A spectacular example of process innovation is with the company Luxottica. I first discovered this company while watching an episode of 60 Minutes. After doing a little digging on the company’s website, I became very inspired at what I found. Luxottica began as a manufacturer of Luxottica brand eyewear in the 1960s. They saw there really was no “best practices” for the eye care industry, so they took the lead and structured the industry how they saw fit. They not only began making their own brand of glasses, but approached other brands about private labeling their glasses. Before long, Luxottica was making glasses for Ralph Lauren, Coach, Tiffany, Gucci, and many more. Now a successful manufacturer, the leadership team at Luxottica wanted to continue innovating and growing their business, so they branched out. Luxottica got into the retail business and began controlling how the products they manufactured got to market. Ever heard of Pearl Vision, Lens Crafters, Sunglass Hut, Sears Optical, or Target Optical? That’s all Luxottica. They didn’t just innovate the process, they wrote the book…and probably published it, printed it and built a store to sell it in! Do you think they stopped there? No. They then bought the brands that they weren’t already making such as Ray-Ban, Oakley, Persol, and Revo to name a few.
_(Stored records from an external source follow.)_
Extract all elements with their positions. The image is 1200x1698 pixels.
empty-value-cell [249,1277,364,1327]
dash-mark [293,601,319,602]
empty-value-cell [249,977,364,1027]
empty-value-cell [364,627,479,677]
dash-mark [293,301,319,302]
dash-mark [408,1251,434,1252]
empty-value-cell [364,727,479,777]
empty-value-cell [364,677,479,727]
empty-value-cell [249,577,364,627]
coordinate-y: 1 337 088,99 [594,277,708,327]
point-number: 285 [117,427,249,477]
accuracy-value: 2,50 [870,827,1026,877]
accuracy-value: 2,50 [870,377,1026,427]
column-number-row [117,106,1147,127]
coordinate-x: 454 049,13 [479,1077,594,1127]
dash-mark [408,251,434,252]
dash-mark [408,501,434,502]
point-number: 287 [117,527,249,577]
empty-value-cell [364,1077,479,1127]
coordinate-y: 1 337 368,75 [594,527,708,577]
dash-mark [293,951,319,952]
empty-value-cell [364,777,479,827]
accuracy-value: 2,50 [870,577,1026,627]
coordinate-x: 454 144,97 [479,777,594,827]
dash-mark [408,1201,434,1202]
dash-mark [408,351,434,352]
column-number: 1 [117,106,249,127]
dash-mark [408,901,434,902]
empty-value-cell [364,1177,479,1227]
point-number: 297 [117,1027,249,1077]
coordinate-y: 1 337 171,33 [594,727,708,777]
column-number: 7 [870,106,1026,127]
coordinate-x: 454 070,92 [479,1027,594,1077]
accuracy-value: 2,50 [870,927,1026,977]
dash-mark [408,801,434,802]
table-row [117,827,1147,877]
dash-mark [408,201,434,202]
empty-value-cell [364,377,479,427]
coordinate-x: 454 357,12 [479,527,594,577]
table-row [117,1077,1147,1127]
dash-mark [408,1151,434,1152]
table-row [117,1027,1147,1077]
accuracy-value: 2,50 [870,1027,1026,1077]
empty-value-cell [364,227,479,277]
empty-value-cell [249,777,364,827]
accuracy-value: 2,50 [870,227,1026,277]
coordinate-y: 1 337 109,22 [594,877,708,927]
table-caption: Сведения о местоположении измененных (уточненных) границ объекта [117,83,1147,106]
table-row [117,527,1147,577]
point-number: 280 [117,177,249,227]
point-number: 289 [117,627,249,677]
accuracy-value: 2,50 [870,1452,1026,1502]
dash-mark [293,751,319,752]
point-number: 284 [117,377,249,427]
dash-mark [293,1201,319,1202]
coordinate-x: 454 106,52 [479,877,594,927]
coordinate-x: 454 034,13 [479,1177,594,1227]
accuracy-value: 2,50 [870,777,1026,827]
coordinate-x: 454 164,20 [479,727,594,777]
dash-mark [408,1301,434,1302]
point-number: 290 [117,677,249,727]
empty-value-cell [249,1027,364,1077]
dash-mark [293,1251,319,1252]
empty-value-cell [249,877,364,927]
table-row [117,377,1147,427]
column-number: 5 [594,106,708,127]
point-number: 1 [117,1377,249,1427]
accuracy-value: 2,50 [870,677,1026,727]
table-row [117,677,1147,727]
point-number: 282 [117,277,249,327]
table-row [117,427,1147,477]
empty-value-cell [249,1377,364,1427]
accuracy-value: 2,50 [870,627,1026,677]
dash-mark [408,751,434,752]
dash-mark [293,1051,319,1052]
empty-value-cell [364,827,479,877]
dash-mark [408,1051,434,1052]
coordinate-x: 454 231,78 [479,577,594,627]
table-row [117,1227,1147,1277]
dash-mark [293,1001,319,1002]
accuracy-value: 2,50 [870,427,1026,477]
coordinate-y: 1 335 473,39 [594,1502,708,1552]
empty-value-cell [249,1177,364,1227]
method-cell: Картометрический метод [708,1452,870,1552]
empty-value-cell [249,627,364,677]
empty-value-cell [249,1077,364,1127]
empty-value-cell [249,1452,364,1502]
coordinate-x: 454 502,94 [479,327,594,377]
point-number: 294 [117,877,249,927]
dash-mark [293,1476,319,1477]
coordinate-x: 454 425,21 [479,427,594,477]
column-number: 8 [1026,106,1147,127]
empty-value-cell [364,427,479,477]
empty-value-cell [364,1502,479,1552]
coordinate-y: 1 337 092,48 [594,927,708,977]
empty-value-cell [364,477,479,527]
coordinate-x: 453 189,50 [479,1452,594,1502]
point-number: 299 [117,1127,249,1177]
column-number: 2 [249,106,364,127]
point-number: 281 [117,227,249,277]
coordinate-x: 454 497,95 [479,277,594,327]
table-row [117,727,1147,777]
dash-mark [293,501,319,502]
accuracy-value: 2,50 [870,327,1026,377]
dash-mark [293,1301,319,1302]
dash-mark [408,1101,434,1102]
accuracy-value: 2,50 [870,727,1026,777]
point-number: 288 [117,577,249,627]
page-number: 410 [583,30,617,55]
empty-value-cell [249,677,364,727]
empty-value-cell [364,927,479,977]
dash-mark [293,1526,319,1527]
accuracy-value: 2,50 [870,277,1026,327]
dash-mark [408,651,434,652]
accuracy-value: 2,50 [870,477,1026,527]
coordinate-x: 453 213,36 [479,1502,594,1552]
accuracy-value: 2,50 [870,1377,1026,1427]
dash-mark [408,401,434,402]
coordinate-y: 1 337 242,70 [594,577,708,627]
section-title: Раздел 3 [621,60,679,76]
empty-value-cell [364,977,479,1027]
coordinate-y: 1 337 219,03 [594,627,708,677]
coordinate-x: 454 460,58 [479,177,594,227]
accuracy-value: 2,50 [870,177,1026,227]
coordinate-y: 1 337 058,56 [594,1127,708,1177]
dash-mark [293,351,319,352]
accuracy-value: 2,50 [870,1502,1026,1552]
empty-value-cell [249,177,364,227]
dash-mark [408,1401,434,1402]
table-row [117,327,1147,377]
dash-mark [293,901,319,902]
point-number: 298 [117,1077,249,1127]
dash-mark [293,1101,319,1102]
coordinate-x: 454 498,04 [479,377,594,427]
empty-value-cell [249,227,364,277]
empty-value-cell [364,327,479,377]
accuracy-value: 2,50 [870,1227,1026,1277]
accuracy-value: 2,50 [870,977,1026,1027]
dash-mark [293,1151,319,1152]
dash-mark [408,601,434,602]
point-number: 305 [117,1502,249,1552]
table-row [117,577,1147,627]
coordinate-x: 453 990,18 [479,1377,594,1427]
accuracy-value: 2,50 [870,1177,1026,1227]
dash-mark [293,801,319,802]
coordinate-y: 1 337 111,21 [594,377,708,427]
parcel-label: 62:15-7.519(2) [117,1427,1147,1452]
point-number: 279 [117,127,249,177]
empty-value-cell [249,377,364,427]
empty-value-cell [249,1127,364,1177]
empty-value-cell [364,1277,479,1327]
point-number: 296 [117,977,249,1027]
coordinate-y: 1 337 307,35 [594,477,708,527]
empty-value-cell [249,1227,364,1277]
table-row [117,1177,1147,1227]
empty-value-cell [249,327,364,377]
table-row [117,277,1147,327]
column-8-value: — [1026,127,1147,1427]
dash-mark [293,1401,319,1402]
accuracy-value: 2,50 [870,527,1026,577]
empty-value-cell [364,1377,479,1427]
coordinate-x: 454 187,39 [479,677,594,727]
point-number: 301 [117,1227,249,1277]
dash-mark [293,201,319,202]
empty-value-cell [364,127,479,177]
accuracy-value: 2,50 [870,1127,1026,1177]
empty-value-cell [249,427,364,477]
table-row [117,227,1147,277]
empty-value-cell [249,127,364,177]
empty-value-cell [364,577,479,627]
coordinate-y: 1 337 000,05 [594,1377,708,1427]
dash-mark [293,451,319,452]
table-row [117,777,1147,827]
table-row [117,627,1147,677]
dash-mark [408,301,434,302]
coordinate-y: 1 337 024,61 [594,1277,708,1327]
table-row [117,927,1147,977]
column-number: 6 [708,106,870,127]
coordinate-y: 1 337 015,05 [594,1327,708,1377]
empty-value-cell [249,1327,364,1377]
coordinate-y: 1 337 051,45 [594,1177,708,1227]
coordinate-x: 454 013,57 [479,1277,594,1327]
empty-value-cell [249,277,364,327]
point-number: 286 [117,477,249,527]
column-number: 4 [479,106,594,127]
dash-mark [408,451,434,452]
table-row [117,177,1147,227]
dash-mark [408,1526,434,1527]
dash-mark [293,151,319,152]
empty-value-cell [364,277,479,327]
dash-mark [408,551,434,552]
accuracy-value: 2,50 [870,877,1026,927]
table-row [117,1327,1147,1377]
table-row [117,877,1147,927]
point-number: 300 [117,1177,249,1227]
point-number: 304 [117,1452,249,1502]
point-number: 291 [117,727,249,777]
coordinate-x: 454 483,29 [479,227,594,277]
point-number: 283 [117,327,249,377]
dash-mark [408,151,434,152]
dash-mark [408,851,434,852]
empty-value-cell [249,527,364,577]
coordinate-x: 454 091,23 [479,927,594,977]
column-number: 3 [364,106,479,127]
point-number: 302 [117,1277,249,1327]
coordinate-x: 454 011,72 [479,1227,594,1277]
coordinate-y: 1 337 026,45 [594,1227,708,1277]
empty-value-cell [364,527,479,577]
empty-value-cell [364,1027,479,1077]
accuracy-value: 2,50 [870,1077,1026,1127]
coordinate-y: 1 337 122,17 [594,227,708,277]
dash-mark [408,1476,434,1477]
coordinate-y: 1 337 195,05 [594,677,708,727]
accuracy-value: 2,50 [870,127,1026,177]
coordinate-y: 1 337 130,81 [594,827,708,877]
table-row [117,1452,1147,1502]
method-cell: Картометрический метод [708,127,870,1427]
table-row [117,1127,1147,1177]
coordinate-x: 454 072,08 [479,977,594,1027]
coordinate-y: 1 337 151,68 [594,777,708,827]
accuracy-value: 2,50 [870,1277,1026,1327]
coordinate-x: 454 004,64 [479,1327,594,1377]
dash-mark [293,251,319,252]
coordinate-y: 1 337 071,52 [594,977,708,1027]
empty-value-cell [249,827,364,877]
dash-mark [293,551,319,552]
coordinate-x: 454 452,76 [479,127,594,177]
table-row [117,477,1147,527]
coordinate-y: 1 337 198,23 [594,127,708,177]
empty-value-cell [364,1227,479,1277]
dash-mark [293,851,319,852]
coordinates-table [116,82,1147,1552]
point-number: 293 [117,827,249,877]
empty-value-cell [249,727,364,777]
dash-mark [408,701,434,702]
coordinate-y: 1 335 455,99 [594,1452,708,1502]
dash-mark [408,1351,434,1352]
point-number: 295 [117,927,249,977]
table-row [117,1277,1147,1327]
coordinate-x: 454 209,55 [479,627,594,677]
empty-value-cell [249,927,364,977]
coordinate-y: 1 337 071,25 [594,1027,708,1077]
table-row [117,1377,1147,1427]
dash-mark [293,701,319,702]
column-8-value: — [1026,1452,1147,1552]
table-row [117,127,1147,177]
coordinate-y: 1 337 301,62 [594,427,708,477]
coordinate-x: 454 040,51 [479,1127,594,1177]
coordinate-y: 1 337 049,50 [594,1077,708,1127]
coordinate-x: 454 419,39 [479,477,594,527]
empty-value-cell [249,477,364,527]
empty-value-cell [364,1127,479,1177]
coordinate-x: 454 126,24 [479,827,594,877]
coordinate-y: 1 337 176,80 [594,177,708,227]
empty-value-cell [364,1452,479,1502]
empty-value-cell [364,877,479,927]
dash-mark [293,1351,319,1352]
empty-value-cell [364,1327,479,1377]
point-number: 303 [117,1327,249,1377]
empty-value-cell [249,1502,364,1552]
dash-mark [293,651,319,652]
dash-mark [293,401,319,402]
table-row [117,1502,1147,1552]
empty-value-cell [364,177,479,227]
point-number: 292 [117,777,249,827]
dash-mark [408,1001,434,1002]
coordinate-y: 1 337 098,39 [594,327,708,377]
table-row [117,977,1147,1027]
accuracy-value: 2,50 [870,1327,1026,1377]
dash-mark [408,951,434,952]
To add icing to this already coma-inducing cake, they also own the biggest vision insurance companies in the world. Talk about maximum control of a market!
Did they spend millions on product development and market research? Why would they? They had their customers doing it for them. They just developed the process, taught everyone how it worked and structured it in a way that made it simple for customers to buy their product and no one else’s…you can only do that if you innovate the process. They took the industry to a point where price, competition, quality and service were irrelevant. What credentials did they have to write that process? None, they just stepped up and did it because no one else did. Continuous product development can drain a company’s budget, but if your organization puts a new process in place, you just set it up once and manage it for growth.
Luxottica was able to take a medical device that people used to wear only if they were prescribed, and turned it into a high-end fashion accessory that people pay big bucks for. Their product also overcame the technology barriers of contacts and Lasik eye surgery. How did they overcome that? They put a process in place that placed an entire industry at their fingertips, to innovate and develop new products and designs without the burden of having to pay for it. That’s what I call process innovation! Innovation is needed in every facet of developing an organization, especially in its processes. It is essential to leading an industry. What are you doing to innovate your industry’s process?